Title: The Truth According to Arthur Author: Tim Hopgood Illustrator: David Tazzyman Publisher: Bloomsbury Children’s

Teacher review

An initial cursory flick through of this book when it arrived on my desk left me feeling a bit flat, and unsure how to use this in the classroom. But, hey, I’d told TES that I’d read it with the class, so I felt obliged to give it a go.

After a cup of tea and a biscuit, I remembered that all schools have to teach British values now (not that we didn’t before). A light bulb went on in my head, as I realised that this book could help me tick a box. It is sometimes difficult to approach the topic of British values as described by Ofsted as “democracy; the rule of law; individual liberty; mutual respect for and tolerance of those with different faiths and beliefs and for those without faith” with key stage 1 children. So, armed with The Truth According to Arthur, I prepared my SMSC (spiritual, moral, social and cultural) session with Year 1 Hedgehog class.
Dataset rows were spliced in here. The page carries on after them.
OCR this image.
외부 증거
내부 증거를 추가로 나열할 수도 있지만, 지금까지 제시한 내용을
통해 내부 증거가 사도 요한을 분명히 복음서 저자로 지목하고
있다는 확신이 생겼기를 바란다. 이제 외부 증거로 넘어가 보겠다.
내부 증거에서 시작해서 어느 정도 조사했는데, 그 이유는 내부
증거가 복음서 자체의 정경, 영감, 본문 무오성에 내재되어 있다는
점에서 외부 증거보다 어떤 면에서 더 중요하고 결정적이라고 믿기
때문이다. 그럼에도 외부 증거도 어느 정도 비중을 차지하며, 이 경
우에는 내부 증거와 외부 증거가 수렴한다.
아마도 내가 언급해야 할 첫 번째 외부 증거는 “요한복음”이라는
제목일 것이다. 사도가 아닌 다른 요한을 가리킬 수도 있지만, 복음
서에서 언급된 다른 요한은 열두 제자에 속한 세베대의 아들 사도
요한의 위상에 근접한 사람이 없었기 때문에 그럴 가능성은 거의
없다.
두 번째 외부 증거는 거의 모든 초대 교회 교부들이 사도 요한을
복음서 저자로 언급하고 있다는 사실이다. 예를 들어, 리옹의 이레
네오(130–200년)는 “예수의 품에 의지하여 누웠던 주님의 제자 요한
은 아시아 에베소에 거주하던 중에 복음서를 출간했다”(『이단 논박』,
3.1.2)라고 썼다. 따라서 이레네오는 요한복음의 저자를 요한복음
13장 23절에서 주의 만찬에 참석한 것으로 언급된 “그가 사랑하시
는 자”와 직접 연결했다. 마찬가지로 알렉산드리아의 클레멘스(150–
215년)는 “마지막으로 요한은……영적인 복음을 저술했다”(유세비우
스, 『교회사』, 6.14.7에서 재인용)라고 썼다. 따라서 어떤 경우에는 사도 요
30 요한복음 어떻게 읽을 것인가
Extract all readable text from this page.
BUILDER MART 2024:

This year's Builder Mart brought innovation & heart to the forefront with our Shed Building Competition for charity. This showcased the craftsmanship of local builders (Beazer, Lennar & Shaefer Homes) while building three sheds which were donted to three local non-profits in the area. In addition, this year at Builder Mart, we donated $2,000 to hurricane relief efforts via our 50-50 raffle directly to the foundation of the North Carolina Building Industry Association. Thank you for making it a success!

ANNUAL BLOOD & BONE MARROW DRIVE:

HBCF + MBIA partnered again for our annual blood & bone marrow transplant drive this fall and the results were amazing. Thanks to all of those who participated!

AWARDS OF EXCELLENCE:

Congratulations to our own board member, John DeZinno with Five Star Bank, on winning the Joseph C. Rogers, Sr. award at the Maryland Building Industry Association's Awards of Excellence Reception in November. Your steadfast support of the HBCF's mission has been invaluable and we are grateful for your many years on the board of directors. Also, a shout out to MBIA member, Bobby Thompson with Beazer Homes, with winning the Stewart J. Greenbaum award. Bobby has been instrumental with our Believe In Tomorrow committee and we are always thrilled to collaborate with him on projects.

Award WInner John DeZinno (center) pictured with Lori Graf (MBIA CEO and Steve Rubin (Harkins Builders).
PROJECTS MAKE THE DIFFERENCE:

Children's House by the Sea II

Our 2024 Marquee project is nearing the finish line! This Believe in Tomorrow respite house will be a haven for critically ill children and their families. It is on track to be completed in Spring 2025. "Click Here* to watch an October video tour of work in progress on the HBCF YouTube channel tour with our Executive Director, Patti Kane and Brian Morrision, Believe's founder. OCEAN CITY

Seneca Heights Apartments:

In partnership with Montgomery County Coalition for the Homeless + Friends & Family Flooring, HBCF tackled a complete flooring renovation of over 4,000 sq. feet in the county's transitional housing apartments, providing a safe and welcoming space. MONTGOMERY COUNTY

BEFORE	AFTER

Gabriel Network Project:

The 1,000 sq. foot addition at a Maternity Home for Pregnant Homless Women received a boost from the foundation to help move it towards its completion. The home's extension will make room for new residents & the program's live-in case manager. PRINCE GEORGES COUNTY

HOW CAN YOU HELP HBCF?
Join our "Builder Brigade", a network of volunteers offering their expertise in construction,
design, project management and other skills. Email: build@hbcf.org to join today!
I was immediately impressed by how much these small people understood. Liam explained that a fib is: “When you’re telling a story about something that isn’t true.”

The Truth According to Arthur, Tim Hopgood, David Tazzyman, book review

This book helps children to understand the emotions involved in telling the truth. “The truth looks sad or worried,” said Brooke. And Isaac explained why people sometimes fib: “They don’t want to get told off.”

We went on to discuss what it means to bend or stretch the truth. Frankie, quite profoundly, explained: “If you ruin the truth, no one will believe you.”

While the story didn’t keep the children on the edge of their seats, it did keep the conversation flowing. “You are trying to break a rule if you stretch the truth,” said Theo. And Josie told us what people do to cover up the truth: “They make up a (new) truth.”

Of course, to this bunch of earnest five-year-olds, it seemed so obvious what Arthur should do. “Just tell the truth!” shouted Danny. The softly spoken Mia expanded: “When you tell the truth, you can sort it out.”

The class rated this story five out of 10. I think they would always choose to read a more exciting story. However, I’ve passed this book on to the SMSC coordinator with a strong recommendation to use it across the school.

The Truth According to Arthur is a useful book to have in school, and could easily be used with individual children who are struggling to tell the truth on a day-to-day basis.

Alice Edgington is deputy headteacher at St Stephen’s Infant School in Canterbury. She tweets as @aliceedgington

Pupil review

"If you tell fibs, then you get into a lot of trouble."